Background: Accurate recognition of regulatory elements in promoters is an essential prerequisite for understanding the mechanisms of gene regulation at the level of transcription. Composite regulatory elements represent a particular type of such transcriptional regulatory elements consisting of pairs of individual DNA motifs. In contrast to the present approach, most available recognition techniques are based purely on statistical evaluation of the occurrence of single motifs. Such methods are limited in application, since the accuracy of recognition is greatly dependent on the size and quality of the sequence dataset. Methods that exploit available knowledge and have broad applicability are evidently needed.

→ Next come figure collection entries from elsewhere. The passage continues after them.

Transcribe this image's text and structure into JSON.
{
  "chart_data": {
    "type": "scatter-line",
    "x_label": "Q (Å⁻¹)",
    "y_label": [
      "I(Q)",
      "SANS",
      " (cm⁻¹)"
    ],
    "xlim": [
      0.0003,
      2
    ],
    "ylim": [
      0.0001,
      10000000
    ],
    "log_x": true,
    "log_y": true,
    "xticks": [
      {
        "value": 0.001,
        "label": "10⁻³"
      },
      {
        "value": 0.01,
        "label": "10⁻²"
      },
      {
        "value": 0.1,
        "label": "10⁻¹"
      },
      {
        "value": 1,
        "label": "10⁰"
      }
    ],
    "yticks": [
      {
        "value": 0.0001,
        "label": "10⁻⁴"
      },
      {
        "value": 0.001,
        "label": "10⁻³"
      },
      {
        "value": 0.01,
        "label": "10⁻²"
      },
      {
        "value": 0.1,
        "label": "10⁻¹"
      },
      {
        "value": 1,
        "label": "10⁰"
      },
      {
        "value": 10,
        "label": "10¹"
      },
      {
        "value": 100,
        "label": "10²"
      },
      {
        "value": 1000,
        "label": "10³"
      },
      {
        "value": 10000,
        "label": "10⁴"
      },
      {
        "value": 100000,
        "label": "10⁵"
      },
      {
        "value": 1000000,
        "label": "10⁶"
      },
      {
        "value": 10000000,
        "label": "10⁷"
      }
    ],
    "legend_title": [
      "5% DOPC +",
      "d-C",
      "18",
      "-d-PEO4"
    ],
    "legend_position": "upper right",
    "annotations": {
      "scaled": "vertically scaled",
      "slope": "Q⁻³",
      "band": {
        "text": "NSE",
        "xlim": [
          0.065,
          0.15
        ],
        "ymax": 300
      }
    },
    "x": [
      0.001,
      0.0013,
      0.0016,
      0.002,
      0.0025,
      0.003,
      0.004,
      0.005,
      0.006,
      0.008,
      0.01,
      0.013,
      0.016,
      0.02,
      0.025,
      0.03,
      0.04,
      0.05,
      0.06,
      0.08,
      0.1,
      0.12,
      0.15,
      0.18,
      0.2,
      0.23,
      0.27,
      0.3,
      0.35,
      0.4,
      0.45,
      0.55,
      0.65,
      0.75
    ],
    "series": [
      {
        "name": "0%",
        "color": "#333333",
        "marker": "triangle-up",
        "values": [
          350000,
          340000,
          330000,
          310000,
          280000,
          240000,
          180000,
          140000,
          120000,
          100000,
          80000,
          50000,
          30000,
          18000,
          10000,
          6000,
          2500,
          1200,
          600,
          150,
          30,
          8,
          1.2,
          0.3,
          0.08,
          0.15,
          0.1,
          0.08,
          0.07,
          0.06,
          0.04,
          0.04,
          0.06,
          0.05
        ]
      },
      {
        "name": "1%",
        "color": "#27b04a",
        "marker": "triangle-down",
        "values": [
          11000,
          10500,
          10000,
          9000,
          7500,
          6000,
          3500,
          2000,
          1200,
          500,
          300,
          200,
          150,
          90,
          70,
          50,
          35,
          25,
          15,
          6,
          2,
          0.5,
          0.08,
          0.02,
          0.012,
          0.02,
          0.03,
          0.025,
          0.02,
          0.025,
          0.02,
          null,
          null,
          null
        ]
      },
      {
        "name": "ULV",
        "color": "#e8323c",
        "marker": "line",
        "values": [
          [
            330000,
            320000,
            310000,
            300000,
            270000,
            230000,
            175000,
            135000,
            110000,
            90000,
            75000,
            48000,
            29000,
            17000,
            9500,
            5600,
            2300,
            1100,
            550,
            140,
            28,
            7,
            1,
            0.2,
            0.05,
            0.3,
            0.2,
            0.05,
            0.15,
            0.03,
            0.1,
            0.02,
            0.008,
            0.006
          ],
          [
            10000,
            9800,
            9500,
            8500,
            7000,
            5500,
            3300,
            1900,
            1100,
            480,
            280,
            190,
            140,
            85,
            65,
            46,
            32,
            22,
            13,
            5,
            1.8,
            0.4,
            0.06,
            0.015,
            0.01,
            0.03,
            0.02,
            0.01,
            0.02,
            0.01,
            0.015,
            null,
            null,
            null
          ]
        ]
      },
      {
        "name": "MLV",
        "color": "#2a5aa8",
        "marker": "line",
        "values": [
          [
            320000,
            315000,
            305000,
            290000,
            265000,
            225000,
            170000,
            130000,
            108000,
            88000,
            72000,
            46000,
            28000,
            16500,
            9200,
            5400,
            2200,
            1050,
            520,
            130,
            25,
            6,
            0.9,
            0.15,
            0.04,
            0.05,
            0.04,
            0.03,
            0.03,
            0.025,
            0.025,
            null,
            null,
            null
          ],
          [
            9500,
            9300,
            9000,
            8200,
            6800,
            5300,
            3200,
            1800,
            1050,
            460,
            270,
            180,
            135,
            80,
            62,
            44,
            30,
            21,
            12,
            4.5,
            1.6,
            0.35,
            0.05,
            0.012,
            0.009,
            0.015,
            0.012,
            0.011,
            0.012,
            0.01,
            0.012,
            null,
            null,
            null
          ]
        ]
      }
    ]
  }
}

Results: We developed a novel method to identify composite regulatory elements in promoters using a library of known examples. In depth investigation of regularities encoded in known composite elements allowed us to introduce a new characteristic measure and to improve the specificity compared with other methods. Tests on an established benchmark and real genomic data show that our method outperforms other available methods based either on known examples or statistical evaluations. In addition to better recognition, a practical advantage of this method is first the ability to detect a high number of different types of composite elements, and second direct biological interpretation of the identified results. The program is available at http://gnaweb.helmholtz-hzi.de/cgi-bin/MCatch/MatrixCatch.pl and includes an option to extend the provided library by user supplied data.
Conclusions: The novel algorithm for the identification of composite regulatory elements presented in this paper was proved to be superior to existing methods. Its application to tissue specific promoters identified several highly specific composite elements with relevance to their biological function. This approach together with other methods will further advance the understanding of transcriptional regulation of genes.